Accordingly, the documentary evidence submitted by GNY in this case, specifically the policy and the lease, fail to resolve all factual issues in GNY's favor and does not conclusively dispose of the Owners' claim for indemnification under the policy.Defendant also argues that the lease between the Owners and 9519 was expired and “[t]herefore, no indemnification agreement applies to this accident ...”. However, it is well settled that upon the termination of a lease where the lessee remains in possession with the explicit or implied permission of the lessor, the terms of the expired lease remain enforceable.
When a tenant remains in possession after the expiration of a lease “pursuant to common law, there is implied a continuance of the tenancy on the same terms and subject to the same covenants as those contained in the original instrument”. Lynch v. Savarese, 217 A.D.2d 648, 649, quoting City of New York v. Pennsylvania R. Co., 37 N.Y.2d 298, (1975); see also, Real Property Law § 232–c).
The expired, but enforceable terms of the lease, including the requirement that 9519 indemnify the Owners, would be implied in 9519's continued tenancy.
Finally, GNY argues that because paragraph 8 of the lease provides that 9519 will indemnify the owners for amounts that “shall not be reimbursed by insurance”, their obligation to the Owners is only to reimburse for losses not covered by insurance. GNY contends that the insurance referred to in paragraph 8 means the Owner's insurance, and since the Owners have insurance, it is not yet clear that they will sustain a loss in excess of their insurance.
It is unclear from text of the lease whether 9519, and by extension GNY, must indemnify the Owners for liability exceeding the coverage that 9519 procured, or any coverage that the Owners purchased for themselves.
It is a question of fact whether the intent of the parties was to have the Owners' coverage or 9519's coverage be primary in this situation.
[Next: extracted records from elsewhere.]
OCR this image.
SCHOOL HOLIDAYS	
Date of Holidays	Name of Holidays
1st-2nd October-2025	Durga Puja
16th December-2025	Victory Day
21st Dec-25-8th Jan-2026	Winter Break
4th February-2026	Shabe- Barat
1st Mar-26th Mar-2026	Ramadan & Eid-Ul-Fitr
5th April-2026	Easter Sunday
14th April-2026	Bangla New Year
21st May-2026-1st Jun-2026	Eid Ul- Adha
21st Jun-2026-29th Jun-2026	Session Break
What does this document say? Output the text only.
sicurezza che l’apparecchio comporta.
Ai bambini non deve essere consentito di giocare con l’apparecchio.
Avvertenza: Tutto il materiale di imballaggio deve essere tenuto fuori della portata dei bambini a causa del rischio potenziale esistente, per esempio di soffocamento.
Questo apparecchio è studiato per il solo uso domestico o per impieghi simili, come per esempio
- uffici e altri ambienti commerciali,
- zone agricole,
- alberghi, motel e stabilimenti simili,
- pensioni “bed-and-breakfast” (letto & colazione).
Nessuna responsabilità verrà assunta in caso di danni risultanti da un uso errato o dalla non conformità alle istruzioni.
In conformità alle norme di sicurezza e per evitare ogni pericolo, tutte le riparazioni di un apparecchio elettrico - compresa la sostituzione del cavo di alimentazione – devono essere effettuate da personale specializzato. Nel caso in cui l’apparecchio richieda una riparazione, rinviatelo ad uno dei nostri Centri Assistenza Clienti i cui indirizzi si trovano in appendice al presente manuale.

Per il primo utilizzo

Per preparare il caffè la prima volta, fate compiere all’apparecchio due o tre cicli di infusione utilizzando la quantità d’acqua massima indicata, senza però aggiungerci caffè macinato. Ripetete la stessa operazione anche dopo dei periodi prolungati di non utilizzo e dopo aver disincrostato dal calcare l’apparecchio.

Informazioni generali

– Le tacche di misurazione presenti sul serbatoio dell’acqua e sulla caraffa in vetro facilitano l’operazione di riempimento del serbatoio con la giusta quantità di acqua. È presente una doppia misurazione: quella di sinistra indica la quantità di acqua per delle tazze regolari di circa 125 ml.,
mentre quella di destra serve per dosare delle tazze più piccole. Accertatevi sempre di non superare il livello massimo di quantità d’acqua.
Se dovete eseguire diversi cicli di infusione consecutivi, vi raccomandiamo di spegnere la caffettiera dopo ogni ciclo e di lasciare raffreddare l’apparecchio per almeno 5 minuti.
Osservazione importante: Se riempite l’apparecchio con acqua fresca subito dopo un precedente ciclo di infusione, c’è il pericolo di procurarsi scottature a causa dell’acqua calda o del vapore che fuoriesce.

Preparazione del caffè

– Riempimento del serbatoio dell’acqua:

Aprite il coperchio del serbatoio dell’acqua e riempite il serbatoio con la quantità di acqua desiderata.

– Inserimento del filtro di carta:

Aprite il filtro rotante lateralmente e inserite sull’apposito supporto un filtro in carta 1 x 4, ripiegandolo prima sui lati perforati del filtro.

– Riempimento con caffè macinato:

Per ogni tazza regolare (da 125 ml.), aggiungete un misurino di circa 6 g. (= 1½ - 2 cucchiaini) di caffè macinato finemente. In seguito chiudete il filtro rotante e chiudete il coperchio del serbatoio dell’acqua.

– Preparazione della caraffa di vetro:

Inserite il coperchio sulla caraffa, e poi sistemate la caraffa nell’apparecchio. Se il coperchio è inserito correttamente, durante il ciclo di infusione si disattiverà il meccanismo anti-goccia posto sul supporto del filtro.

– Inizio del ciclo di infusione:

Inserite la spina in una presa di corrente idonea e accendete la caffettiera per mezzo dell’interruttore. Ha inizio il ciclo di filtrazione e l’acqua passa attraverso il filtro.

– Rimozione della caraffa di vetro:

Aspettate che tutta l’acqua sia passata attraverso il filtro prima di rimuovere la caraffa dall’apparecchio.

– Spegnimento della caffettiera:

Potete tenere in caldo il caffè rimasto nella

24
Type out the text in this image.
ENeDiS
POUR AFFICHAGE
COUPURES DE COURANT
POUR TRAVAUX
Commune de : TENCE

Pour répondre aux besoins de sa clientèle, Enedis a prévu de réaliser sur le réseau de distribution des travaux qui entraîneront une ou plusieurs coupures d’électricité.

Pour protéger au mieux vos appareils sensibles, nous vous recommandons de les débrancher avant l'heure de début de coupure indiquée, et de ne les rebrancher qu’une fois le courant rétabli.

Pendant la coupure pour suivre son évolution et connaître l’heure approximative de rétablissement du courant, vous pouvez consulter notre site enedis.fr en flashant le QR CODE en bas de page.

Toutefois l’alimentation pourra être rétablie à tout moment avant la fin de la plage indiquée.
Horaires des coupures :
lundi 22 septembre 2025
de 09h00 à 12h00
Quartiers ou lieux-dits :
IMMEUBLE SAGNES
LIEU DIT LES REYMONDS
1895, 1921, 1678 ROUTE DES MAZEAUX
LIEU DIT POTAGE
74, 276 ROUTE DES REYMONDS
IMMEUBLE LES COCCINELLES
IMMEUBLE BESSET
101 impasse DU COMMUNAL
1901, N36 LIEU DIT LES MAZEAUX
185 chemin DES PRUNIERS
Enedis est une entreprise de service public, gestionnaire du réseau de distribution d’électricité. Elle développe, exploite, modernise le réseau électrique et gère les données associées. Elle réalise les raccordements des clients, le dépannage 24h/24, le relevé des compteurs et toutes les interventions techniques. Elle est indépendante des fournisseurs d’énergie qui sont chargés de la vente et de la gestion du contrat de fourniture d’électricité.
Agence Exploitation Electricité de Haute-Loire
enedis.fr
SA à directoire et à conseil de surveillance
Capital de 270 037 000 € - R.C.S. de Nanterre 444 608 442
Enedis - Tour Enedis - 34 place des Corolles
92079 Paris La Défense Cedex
In the absence of additional information to resolve this ambiguity, this issue cannot be decided on the papers before the Court at this time.
Since the first third party complaint is not being dismissed, it is proper to sever it from the main complaint so that the issue of the insurer's obligation to defend and indemnify can be decided separately.
WHEREFORE, GNY's motion to dismiss the first third party action is herein denied, and its motion to sever is granted. It is hereby Ordered that the first third party action is severed from the first party complaint and second third party action.